Jaycee Lee Dugard Is “Doing Great” – Huh?

jaycee dugard

Jaycee Dugard, as she looked when she was abducted

Jaycee Lee Dugard Is “Doing Great” – Huh?

Based on many news reports of recent days, one might conclude that being kidnapped, raped, and forced to bear children at age 14 with no medical care is not such a big deal. Jaycee is “doing great”, practically the same mellow, sunny girl she was before her 18 years of captivity with a convicted sex offender (BBC News, “US kidnap survivor ‘doing great’”, August 28, 2009).

Major news organizations have chosen these words of initial relief that Jaycee was found alive, spoken by her stepfather, to characterize the event.
What worse nightmare can you imagine than your child or grandchild – anyone’s child or grandchild -- being abducted, raped and held prisoner for any amount of time, let alone years?

Jaycee Lee Dugard has surely lived lifetimes of terror since being taken at the age of 11. Her children know nothing of normal life. These young women aren’t fine.

I deeply hope that Jaycee and her children can somehow recover enough to move forward with the rest of their lives, to feel safe and to build new knowledge and experience, to believe, like fellow kidnap victim Elizabeth Smart, that it’s a “beautiful world” (“Kidnap victim Elizabeth Smart Gives Jaycee Dugard Advice”, NPR, August 28, 2009).

The resilience of the human spirit is remarkable, and everything should be done to help them. But glossing over their pain and making light of their ordeal is a disservice not only to them, but to anyone ever held as a captive, and to the millions of women around the world who are routinely abducted and forced to live in sexual slavery without education or medical care.

“Kidnap”, writes James R. Alvarez, Ph.D., an internationally recognized expert on the subject, “derives its malignant power from the way in which it disrupts at least two basic human drives” – society and control over one’s body and physical environment.

Alvarez notes that “...pre-kidnap health is the best indicator of post-kidnap recovery”, referring to both mental and physical health. (“The Psychological Impact of Kidnap”, by James R. Alvarez, Ph.D., Chapter 3 in Trauma Psychology: Issues in Violence, Disaster, Health and Illness, edited by Elizabeth K. Carll, Ph.D., Praeger Publishers, Westport, CT, 2007, p 87-88).
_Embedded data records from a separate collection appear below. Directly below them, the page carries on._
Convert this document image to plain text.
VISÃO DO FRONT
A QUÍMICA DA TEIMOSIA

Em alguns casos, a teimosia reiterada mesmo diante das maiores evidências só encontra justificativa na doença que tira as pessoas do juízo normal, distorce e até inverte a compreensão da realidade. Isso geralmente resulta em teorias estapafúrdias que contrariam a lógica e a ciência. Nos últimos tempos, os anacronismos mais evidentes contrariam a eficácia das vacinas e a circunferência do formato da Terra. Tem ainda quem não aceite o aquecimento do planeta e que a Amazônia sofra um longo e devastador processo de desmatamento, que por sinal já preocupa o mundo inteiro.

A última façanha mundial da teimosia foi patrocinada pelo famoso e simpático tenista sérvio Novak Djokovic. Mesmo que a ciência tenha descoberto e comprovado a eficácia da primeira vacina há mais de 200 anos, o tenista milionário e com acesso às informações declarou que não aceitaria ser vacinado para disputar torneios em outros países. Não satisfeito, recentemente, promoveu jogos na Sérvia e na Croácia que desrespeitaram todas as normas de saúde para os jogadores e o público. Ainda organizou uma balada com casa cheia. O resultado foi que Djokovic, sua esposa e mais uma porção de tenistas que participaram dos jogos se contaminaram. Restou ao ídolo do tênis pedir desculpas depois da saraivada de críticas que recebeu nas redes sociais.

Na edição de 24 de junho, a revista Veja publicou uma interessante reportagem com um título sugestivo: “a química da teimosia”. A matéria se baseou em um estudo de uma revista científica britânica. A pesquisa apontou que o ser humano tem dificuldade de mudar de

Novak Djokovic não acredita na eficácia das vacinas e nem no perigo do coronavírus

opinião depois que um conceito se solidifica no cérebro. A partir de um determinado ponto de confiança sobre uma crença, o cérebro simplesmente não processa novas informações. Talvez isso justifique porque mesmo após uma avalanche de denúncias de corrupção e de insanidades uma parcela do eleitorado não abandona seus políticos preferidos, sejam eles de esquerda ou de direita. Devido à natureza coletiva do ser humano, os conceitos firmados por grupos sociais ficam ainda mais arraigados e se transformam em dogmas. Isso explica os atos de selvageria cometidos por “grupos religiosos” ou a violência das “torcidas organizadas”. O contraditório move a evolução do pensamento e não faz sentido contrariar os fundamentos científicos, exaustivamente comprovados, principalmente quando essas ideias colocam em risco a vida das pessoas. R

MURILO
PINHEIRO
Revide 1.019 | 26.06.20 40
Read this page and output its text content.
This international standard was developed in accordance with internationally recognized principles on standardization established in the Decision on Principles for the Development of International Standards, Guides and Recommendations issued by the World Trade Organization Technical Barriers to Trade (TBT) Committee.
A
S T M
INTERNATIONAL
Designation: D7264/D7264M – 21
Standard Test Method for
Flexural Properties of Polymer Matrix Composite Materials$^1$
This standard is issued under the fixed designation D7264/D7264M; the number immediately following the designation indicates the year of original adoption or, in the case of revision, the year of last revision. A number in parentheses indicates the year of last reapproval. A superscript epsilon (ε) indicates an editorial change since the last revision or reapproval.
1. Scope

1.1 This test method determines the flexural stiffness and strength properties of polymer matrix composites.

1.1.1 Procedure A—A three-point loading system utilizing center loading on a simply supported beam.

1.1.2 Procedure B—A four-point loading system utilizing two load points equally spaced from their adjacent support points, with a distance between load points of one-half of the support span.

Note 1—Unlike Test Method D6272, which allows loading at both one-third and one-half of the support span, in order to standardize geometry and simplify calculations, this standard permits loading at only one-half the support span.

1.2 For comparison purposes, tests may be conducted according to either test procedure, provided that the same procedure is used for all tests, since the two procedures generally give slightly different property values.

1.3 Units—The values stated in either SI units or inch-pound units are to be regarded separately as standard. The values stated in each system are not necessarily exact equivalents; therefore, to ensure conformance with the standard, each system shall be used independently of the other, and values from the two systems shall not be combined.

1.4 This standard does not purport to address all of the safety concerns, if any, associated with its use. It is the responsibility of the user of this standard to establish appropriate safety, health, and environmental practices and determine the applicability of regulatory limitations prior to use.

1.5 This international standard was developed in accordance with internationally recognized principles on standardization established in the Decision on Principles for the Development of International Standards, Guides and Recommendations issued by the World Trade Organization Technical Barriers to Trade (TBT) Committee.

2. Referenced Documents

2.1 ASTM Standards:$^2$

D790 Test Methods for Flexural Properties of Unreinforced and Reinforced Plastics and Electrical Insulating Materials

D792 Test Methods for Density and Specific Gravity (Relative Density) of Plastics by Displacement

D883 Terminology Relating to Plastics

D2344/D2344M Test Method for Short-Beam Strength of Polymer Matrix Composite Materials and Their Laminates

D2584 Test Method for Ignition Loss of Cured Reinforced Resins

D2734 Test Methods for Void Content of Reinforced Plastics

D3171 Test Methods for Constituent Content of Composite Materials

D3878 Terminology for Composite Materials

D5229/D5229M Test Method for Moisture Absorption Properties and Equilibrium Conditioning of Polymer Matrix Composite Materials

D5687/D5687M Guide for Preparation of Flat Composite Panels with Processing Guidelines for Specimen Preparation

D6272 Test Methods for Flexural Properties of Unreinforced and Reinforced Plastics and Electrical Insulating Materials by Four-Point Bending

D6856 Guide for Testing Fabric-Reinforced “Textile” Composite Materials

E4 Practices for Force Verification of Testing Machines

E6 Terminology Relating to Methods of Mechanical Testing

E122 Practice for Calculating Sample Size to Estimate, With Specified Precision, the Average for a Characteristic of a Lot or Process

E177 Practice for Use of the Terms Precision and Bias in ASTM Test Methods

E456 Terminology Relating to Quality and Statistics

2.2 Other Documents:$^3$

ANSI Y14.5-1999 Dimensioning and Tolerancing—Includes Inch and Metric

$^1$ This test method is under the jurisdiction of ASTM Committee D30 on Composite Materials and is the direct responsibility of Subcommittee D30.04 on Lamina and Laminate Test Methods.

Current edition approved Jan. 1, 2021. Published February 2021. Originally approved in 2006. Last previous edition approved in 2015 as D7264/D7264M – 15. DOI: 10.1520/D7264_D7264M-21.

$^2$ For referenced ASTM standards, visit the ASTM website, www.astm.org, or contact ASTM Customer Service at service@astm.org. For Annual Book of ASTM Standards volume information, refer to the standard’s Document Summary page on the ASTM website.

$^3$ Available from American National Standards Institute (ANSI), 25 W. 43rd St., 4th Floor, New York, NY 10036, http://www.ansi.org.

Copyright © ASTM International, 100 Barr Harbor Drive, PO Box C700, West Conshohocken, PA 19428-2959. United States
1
If Jaycee had a stable, positive personality before her ordeal, that will surely help her – but it doesn’t mean she’ll recover quickly or completely. As forensic psychologist Dr. Helen Morrison notes, Jaycee and her children will be entering new territory that will be like a “sci-fi world” to them (“Kidnap victim, children go to hotel to begin new life,” CNN, August 28, 2009).

Rather than focus on fully investigating what went wrong with sex offender law, the parole process and police follow-up on neighbors’ reports of suspicious activity, the press is pursuing its “happy ending” - fostering the idea that the young women aren’t really so badly hurt -- that they can, indeed should, just bounce back smiling.

We’re also starting to hear “blame the victim” suggestions that Jaycee could have identified herself or walked away any time (“Kidnapping Victim Was Not Always Locked Away”, by Jesse McKinley and Carol Pogash, The New York Times, August 28, 2009). At least Ed Smart, father of Elizabeth Smart, who was abducted and held captive for nine months, had the nerve to point out that survival tactics are not necessarily the Stockholm Syndrome “bonding” that some are so quick to invoke (“Kidnap victim Elizabeth Smart gives Jaycee Dugard Advice”, NPR, August 28, 2009).

Jaycee Lee Dugard’s story will unfold over time. According to Dr. Alvarez, a key factor in recovery is to validate the victim’s experiences and responses. Distorting her experience or blaming her for it in search of a Hollywood ending or tabloid success will not help, but hurt. As noted by experts, traumatic experiences harm not only the victims but their communities. Let journalists not add pain for career or monetary gain.